Hacker News new | ask | show | jobs
by timthelion 936 days ago
I think we need a new type of status page or at least a public version number on llms, yesterday for me GPT4 started giving nonsense super generic answers, like it was hardly reading what I wrote, and today it is back to top notch performance. I think they were trying to make the model more efficient or something but I just saw a massive decrease in the quality of output. From my side though, there is no version number except for "4"...
3 comments

On a recent interview of Sam Altman (Hard Fork podcast) he mentioned that due to the load they have been trying to make optimizations, disable certain features, etc. so it’s not outside the realm of possibility that some tweak caused this.
I think one of the harder things about developing these models is that regressions are hard to figure out or even detect.
That’s a good point, would be curious to understand more what the testing setup is like for these kinds of systems.
I experience the same with the API, it simply ignored all system message. This things should be told beforehand clearly
This conspiracy always comes up - don't you think that they test the output of the model revisions on probably 1000s of downstream tasks at this point? Bad responses are hard to reason about, could be prompting, could be a model revision, could just be bad luck.
Or maybe they are just AB testing and aggressively optimizing the response generation?

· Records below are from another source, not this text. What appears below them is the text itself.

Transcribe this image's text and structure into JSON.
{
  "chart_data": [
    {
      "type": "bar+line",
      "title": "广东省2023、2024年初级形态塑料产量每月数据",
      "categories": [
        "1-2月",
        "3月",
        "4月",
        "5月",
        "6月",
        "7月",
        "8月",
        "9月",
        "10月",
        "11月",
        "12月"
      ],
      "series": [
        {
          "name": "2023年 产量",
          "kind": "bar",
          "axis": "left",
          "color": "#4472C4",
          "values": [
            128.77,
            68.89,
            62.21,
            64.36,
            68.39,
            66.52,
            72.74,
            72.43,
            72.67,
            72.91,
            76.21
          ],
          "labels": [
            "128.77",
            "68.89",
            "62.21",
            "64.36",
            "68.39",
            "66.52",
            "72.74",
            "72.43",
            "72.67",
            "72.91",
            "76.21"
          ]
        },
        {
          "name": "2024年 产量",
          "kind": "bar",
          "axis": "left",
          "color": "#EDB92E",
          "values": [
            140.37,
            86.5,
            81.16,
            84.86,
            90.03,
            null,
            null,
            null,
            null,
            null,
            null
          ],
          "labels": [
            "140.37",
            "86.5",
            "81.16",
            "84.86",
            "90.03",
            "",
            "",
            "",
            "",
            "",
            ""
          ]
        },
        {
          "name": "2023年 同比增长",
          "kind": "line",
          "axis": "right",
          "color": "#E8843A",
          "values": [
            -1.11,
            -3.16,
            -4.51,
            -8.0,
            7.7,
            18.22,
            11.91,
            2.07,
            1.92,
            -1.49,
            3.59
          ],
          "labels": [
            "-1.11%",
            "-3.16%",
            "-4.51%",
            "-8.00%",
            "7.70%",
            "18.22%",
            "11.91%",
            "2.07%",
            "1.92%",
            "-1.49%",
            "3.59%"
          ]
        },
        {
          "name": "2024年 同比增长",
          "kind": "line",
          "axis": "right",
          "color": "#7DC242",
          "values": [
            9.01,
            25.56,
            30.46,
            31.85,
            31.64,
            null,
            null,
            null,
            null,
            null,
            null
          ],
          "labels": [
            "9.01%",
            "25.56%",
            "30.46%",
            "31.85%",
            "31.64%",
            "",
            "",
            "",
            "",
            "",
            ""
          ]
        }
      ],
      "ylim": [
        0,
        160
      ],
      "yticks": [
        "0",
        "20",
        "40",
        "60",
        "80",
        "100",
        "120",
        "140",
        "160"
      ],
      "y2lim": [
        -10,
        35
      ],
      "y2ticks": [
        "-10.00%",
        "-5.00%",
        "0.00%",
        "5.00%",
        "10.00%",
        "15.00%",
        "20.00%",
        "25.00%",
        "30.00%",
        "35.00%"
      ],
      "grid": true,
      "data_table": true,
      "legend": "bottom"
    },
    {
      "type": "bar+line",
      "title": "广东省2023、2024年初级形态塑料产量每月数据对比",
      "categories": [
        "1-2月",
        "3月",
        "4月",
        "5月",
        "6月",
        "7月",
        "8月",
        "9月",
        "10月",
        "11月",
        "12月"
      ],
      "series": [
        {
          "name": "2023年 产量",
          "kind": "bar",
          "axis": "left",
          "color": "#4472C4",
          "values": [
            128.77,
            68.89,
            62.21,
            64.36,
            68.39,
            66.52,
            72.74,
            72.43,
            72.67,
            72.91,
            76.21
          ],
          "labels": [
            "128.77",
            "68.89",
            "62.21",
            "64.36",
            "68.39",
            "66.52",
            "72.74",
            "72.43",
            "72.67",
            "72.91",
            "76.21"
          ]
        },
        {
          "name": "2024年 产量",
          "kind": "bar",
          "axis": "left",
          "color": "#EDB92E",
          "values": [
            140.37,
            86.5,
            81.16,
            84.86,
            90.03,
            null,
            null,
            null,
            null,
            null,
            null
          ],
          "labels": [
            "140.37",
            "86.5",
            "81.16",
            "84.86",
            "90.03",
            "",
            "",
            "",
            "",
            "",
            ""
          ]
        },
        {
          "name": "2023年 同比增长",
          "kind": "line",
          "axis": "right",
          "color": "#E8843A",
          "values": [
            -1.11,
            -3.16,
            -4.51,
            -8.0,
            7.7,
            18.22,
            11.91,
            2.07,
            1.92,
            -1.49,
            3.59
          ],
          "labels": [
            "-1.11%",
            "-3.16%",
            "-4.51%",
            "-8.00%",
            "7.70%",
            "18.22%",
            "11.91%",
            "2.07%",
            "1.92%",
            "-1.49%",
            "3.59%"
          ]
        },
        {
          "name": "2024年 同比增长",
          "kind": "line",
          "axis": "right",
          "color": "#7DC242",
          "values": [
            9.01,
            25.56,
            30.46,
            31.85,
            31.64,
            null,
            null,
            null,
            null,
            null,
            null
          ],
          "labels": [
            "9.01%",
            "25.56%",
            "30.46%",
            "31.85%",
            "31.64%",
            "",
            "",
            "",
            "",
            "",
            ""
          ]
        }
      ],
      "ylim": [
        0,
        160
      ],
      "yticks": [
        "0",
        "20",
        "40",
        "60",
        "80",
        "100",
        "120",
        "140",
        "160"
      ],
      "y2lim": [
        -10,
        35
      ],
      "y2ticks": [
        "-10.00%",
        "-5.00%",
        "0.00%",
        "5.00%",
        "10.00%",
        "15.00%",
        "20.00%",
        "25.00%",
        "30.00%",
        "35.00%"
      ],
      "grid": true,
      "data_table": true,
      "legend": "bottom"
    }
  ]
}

LLMs are known to be compute/energy hungry to execute. It is a developing technology, if not downright experimental.

Therefore, this explanation is very likely. I cannot see the reason to call this a conspiracy.

AB testing on what? AB tests need to produce some results which are then compared. How would releasing different versions in production help with that?

It would make more sense if that was internal and the responses were then graded.

A failed canary release would be more likely, where they released this version to a small amount of people not realising it was bad

On top of my mind: responses have feedback buttons below them.

You can simply deploy different versions and compare the neutral + positive / negative feeback ratio.

It would be sinful if they did not add other metrics like how many times the user had to correct and update their prompt before ending the chat, etc.

Data, data, data...

There are the up down thumbs and automatic sentiment analysis as a test.
Calling that a conspiracy is like saying its a conspiracy theory that Meta shows different people different Ads. I'd be more concerned if OpenAI WASN'T constantly trying to tune their models. Its literaly their job to tune the models.